"Ridiculously easy" is a very relative term. "Getting started" is just that. Writing robust extensions in C requires very careful attention to things like reference counting, memory allocation/freeing, and error handling. Cython does much of that for you.
A non-unicode string in Cython is either a Python str object, or it's an array of char, as in C. What Cython-specific documentation do you think that you need?
I recommend that you try Cython for yourself. BUT before you do that, I strongly recommend that you examine your Python code for inefficiencies. Sometimes you can get big speedups ridiculously easily.

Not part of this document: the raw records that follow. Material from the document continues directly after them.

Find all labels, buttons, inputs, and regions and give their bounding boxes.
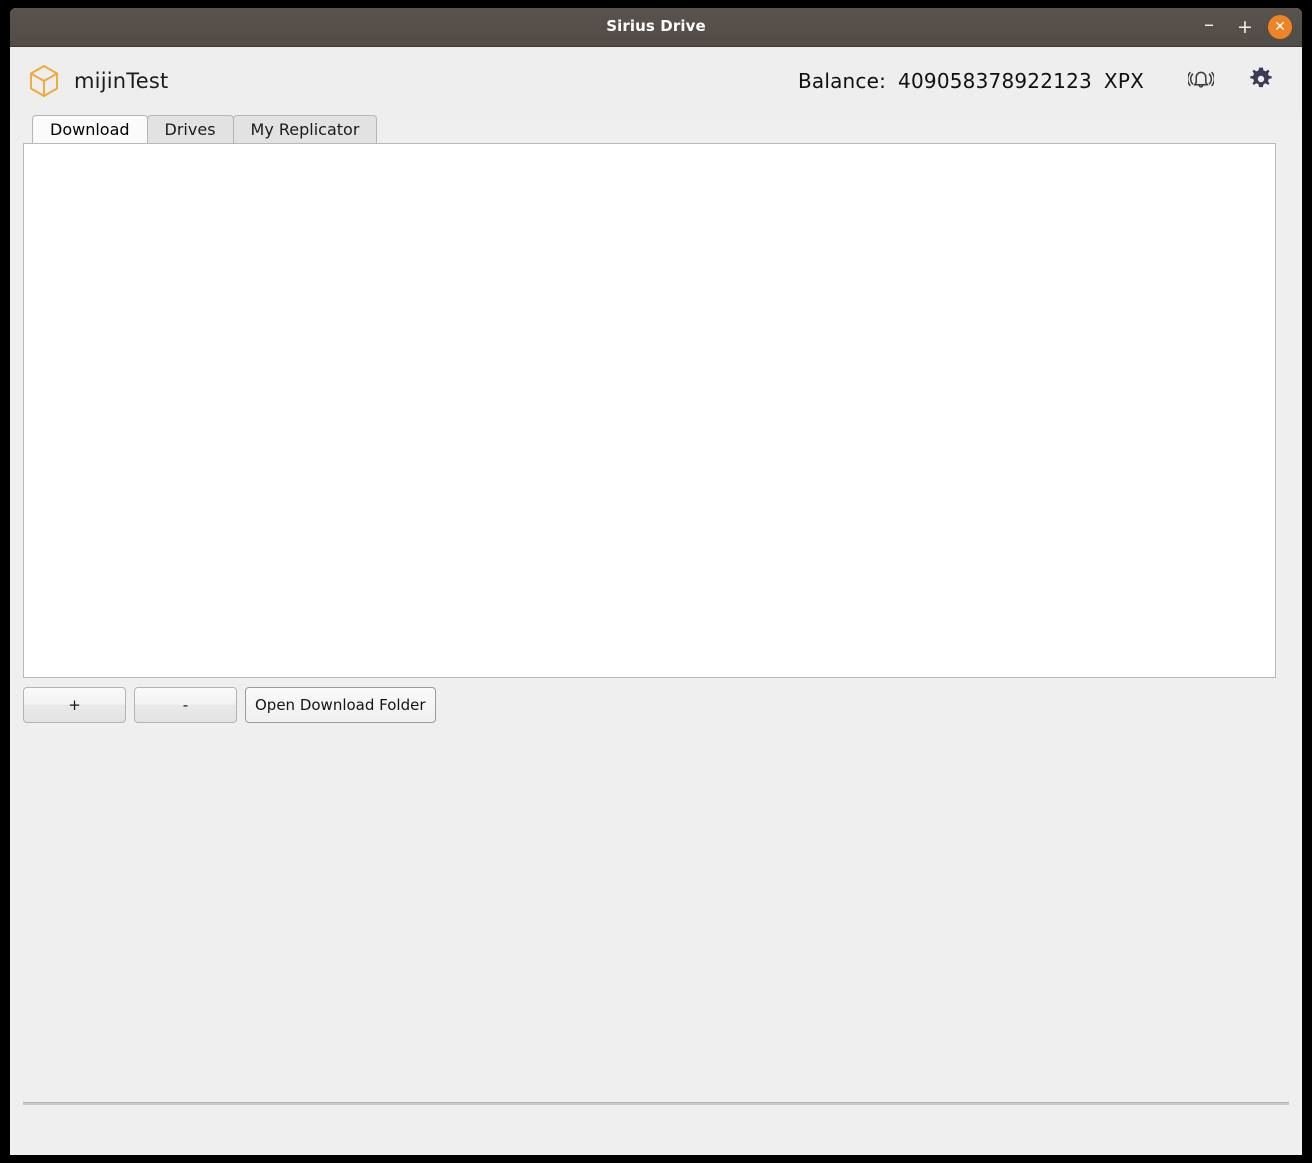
app-header: mijinTest Balance: 409058378922123 XPX — [10, 47, 1302, 115]
maximize-button[interactable]: + — [1232, 14, 1258, 40]
download-list-body — [24, 144, 1275, 677]
gear-icon — [1248, 66, 1274, 96]
balance-currency: XPX — [1103, 69, 1144, 93]
tab-content-download: + - Open Download Folder — [10, 143, 1302, 1130]
remove-download-button[interactable]: - — [134, 687, 237, 723]
balance-display: Balance: 409058378922123 XPX — [798, 69, 1144, 93]
tab-bar: Download Drives My Replicator — [10, 115, 1302, 143]
close-button[interactable]: ✕ — [1268, 15, 1292, 39]
minimize-button[interactable]: – — [1196, 11, 1222, 44]
app-window: Sirius Drive – + ✕ mijinTest Balance: 40… — [10, 8, 1302, 1155]
tab-drives[interactable]: Drives — [146, 115, 234, 143]
lower-panel — [23, 677, 1276, 1089]
header-right: Balance: 409058378922123 XPX — [798, 58, 1284, 104]
window-title: Sirius Drive — [606, 17, 706, 35]
tab-download[interactable]: Download — [32, 115, 148, 143]
notifications-button[interactable] — [1178, 58, 1224, 104]
balance-value: 409058378922123 — [898, 69, 1092, 93]
tab-my-replicator-label: My Replicator — [250, 120, 360, 139]
cube-icon — [28, 64, 60, 98]
open-download-folder-button[interactable]: Open Download Folder — [245, 687, 436, 723]
balance-label: Balance: — [797, 69, 887, 93]
settings-button[interactable] — [1238, 58, 1284, 104]
tab-drives-label: Drives — [164, 120, 216, 139]
tab-my-replicator[interactable]: My Replicator — [232, 115, 378, 143]
tab-download-label: Download — [50, 120, 130, 139]
bottom-divider-shadow — [23, 1103, 1289, 1105]
window-controls: – + ✕ — [1196, 8, 1292, 46]
download-list[interactable] — [23, 143, 1276, 678]
brand-name: mijinTest — [74, 69, 169, 93]
add-download-button[interactable]: + — [23, 687, 126, 723]
title-bar: Sirius Drive – + ✕ — [10, 8, 1302, 47]
bell-ringing-icon — [1186, 67, 1216, 95]
download-action-bar: + - Open Download Folder — [23, 687, 436, 723]
brand: mijinTest — [28, 64, 168, 98]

For example, compressing runs of space characters ... using
re.sub(' +', ' ', s) # one space in pattern
means that in the presumably not uncommon case where a run has a length of 1, it will be replacing a space with a space. If all the runs have length 1, it will create a new replacement string when it could easily just increment (or not decrement, or whatever) the reference count of the input string and pass that back.

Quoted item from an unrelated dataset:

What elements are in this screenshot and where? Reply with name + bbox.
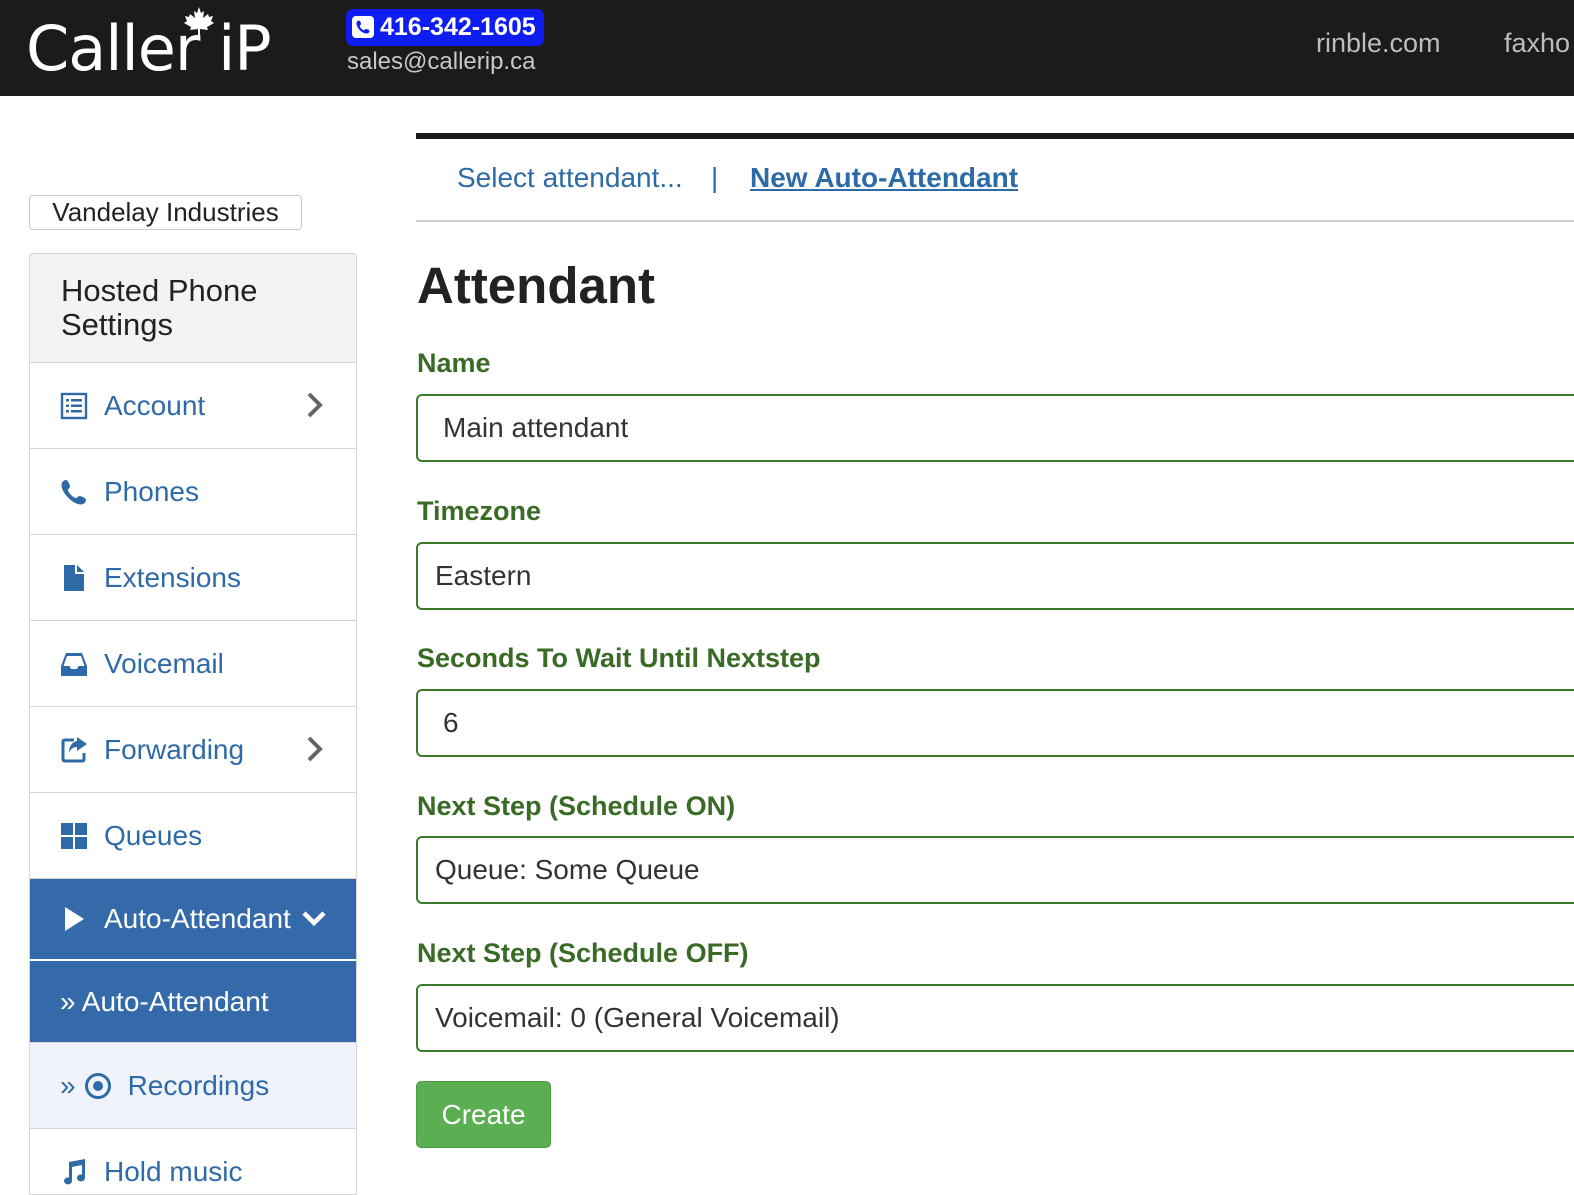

re.sub(' +', ' ', s) # two spaces in pattern
produces exactly the same results and may run faster ... let's see:
All runs length 1: It runs at 3.4 times the speed. Not shown: the longer the input string, the better it gets.
\python26\python -mtimeit -s"s='now is the winter of our discontent'; import re; x = re.compile(' +').sub" "x(' ', s)"
100000 loops, best of 3: 8.26 usec per loop
\python26\python -mtimeit -s"s='now is the winter of our discontent'; import re; x = re.compile(' +').sub" "x(' ', s)"
100000 loops, best of 3: 2.41 usec per loop
With one run having length 2, the speed ratio is 2.5. With all runs having length 2, the speed ratio is 1.2. All things considered, not a bad return on an investment of 1 keystroke.